As of now, the three know little about what they will experience. “We have so many questions, and just none of them can get answered right now,” said Schulman. A lot of the JET program remains a mystery to its participants.
Sangalang and Barnstein studied abroad for a semester together in Japan, which sparked their interest in going back. However, Sangalang said, “It’s a little disheartening, but after about four years of studying Japanese, we have about the literacy of a third or fourth grader.” Schulman is a Spanish minor who only started learning Japanese these last two blocks. All three have experience teaching.
As the “exchange” in JET implies, much of the students’ work will be attempting to exchange cultural information with Japanese students. Schulman said, “Our pop culture displays a very one-sided America, and so we’re there to be professional and, you know, show Japanese students what Americans can be like.”

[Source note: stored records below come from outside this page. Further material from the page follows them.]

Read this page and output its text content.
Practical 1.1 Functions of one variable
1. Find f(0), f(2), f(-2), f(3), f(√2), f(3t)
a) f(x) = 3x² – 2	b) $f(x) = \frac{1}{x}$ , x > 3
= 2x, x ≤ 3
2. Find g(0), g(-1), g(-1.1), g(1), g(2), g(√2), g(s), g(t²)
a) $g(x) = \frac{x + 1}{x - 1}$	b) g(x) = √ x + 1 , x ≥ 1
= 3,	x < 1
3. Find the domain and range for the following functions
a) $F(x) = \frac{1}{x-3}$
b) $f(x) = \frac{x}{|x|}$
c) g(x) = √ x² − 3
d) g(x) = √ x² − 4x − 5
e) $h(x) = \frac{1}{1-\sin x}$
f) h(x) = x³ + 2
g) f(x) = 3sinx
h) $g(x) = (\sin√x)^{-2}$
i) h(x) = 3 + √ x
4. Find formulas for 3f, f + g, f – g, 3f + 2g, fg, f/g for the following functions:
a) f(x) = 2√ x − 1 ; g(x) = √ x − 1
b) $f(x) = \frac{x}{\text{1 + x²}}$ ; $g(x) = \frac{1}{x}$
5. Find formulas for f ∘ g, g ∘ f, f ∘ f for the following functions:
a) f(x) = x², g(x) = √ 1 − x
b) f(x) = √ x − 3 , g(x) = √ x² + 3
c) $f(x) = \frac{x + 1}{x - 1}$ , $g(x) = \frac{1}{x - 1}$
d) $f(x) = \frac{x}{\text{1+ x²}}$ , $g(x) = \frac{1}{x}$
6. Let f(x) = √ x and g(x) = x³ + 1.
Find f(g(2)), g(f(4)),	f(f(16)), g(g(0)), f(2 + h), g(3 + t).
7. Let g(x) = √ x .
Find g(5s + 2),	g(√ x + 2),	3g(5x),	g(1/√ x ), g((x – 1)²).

Sangalang hopes to share “cultural norms that they might find amusing,” like holidays. More generally, he said, “We have a responsibility to get a grasp of both how we should be acting in a culture that’s different from ours, but also maintaining and upholding whatever culture we have and we stand for.” Sangalang’s goal is to act how he hopes to be perceived, as opposed to what is expected of him as an American.
Barnstein sees the three of them more as embodiments of American culture, with the idea that the students will pick up on the cultural differences just by their presence.

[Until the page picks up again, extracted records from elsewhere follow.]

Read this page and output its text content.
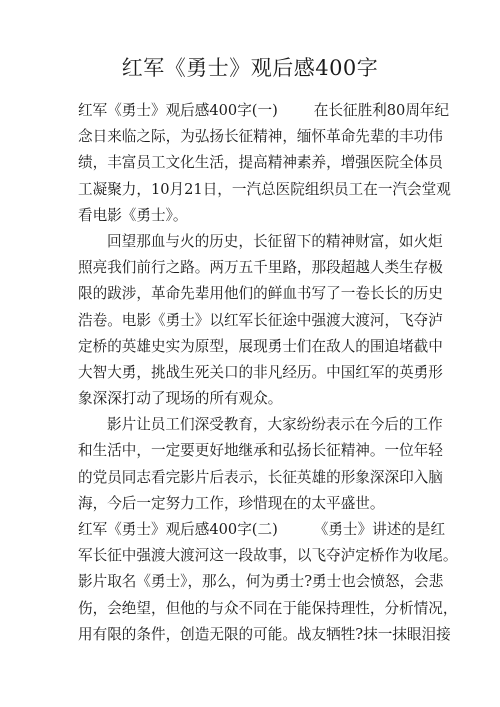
红军《勇士》观后感400字
红军《勇士》观后感400字(一) 在长征胜利80周年纪
念日来临之际，为弘扬长征精神，缅怀革命先辈的丰功伟
绩，丰富员工文化生活，提高精神素养，增强医院全体员
工凝聚力，10月21日，一汽总医院组织员工在一汽会堂观
看电影《勇士》。
回望那血与火的历史，长征留下的精神财富，如火炬
照亮我们前行之路。两万五千里路，那段超越人类生存极
限的跋涉，革命先辈用他们的鲜血书写了一卷长长的历史
浩卷。电影《勇士》以红军长征途中强渡大渡河，飞夺泸
定桥的英雄史实为原型，展现勇士们在敌人的围追堵截中
大智大勇，挑战生死关口的非凡经历。中国红军的英勇形
象深深打动了现场的所有观众。
影片让员工们深受教育，大家纷纷表示在今后的工作
和生活中，一定要更好地继承和弘扬长征精神。一位年轻
的党员同志看完影片后表示，长征英雄的形象深深印入脑
海，今后一定努力工作，珍惜现在的太平盛世。
红军《勇士》观后感400字(二) 《勇士》讲述的是红
军长征中强渡大渡河这一段故事，以飞夺泸定桥作为收尾。
影片取名《勇士》，那么，何为勇士?勇士也会愤怒，会悲
伤，会绝望，但他的与众不同在于能保持理性，分析情况，
用有限的条件，创造无限的可能。战友牺牲?抹一抹眼泪接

Through their study abroad experiences, Barnstein and Sangalang have started to pick up on some differences between American and Japanese culture. For starters, Sangalang said, “People are usually very to themselves, private, and just more reclusive than you’d find in the U.S.” Barnstein has especially noticed the ‘in-group’ culture Japan has, as opposed to the American individuality. Schulman has no idea what to expect.
Though all three students are excited for the opportunity, each student has their fears. Among the most prevalent concerns are loneliness, changing perspectives of Japan, and money. Schulman said, “I’m just freaking out in general.”